As mentioned earlier, "The Invasion" was initially
intended as a six-part story, but due to a number of other scripts falling
through, it was eventually allotted two extra episodes. As a result, this meant
that producer Peter Bryant was able to give Sherwin and Camfield the biggest
budget ever afforded a
Doctor Who story. This allowed for the greater
use of location filming and an increased special effects budget.
When Peter Bryant approach the BBC's Visual Effects
department to produce the special effects for the story, he quickly discovered
that the unit wouldn't be able to provide cover for the entire eight episodes.
As a result, Bryant decided to contract the story's entire special effects
requirements to the external Trading Post company, who assigned designer Bill
King to the project. Trading Post was essentially a props firm that specialized
in custom engineering rather than model building and shooting. But nonetheless,
the firm rose to the occasion and designed, built and filmed all the model
sequences for the story.
Trading Post also supplied the Cyber-Controller prop seen in Tobias Vaughn's office. Despite its rather intricate appearance, the prop was rather inexpensively built even using upturned plastic cups as part of its design.

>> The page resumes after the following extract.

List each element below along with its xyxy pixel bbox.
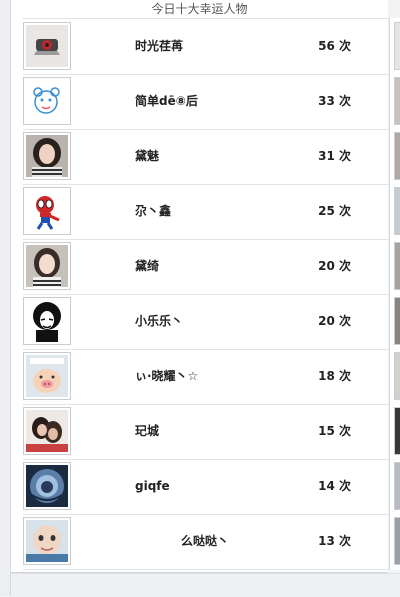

As in each previous appearance, the Cyberman costumes were redesigned for this story. Based on a joint design by BBC costume designer Bobi Bartlett and Trading Post's Bill King, the basic costume remained a diver's wet suit. This was sprayed silver, as were the lace-up boots and the five-fingered gloves. Unlike previous versions, “The Invasion” cyber-costume exo-skeleton was a very simple affair - thin lines of cabling were sewn to the wet suit at the shoulder, elbow, wrist, hip, knee and ankle junction boxes.
Trading Post redesigned the masks and chest units, the latter of which was smaller than their predecessor with sequencers controlling flashing lights on the display panels. The masks were built from scratch, the main change being a much thinner mouth aperture and headphone-like additions to the 'jug handle' appendages, while the teardrop air holes around the eye sockets were retained.
Filming for "The Invasion" took place at a number of different locations. Vaughn's office exteriors, the I.E. factory and the railway sidings were all filmed at the Guinness factory in Acton. Regent's Canal gave Frazer Hines (Jamie) and Patrick Troughton (The Doctor) the opportunity for some canoeing that featured in episodes 4 and 5, while the embankment roads at Blackfriars provided manhole entrances into the sewers.
Of all the location filming done the most tense and
difficult was the filming that took place early one Sunday morning on the
southern approaches of St. Paul's Cathedral. This was where the scenes of the
Cybermen invading London took place. All studio recordings took place at Studio
D in Lime Grove Studios.
The location for UNIT's base, first seen in episode two, was an airfield at RAF Northolt near London. Because the military were being portrayed in a good light in this story, director Douglas Camfield found that the RAF were very helpful in providing the production with a Hercules Bomber and a set of jeeps. In addition to this, the climactic battle between UNIT and the Cybermen featured real soldiers who were used to add authenticity to the battle.
"The Invasion" was broadcast on BBC-1 from November 2 to December 21, 1968 and would go on to be one of the most popular stories of the sixth season of Doctor Who. However, it would also mark the last time the Cybermen appeared alongside Patrick Troughton's Doctor. In fact, it would be another seven years before they were seen again in the series. But that as they say, is another story.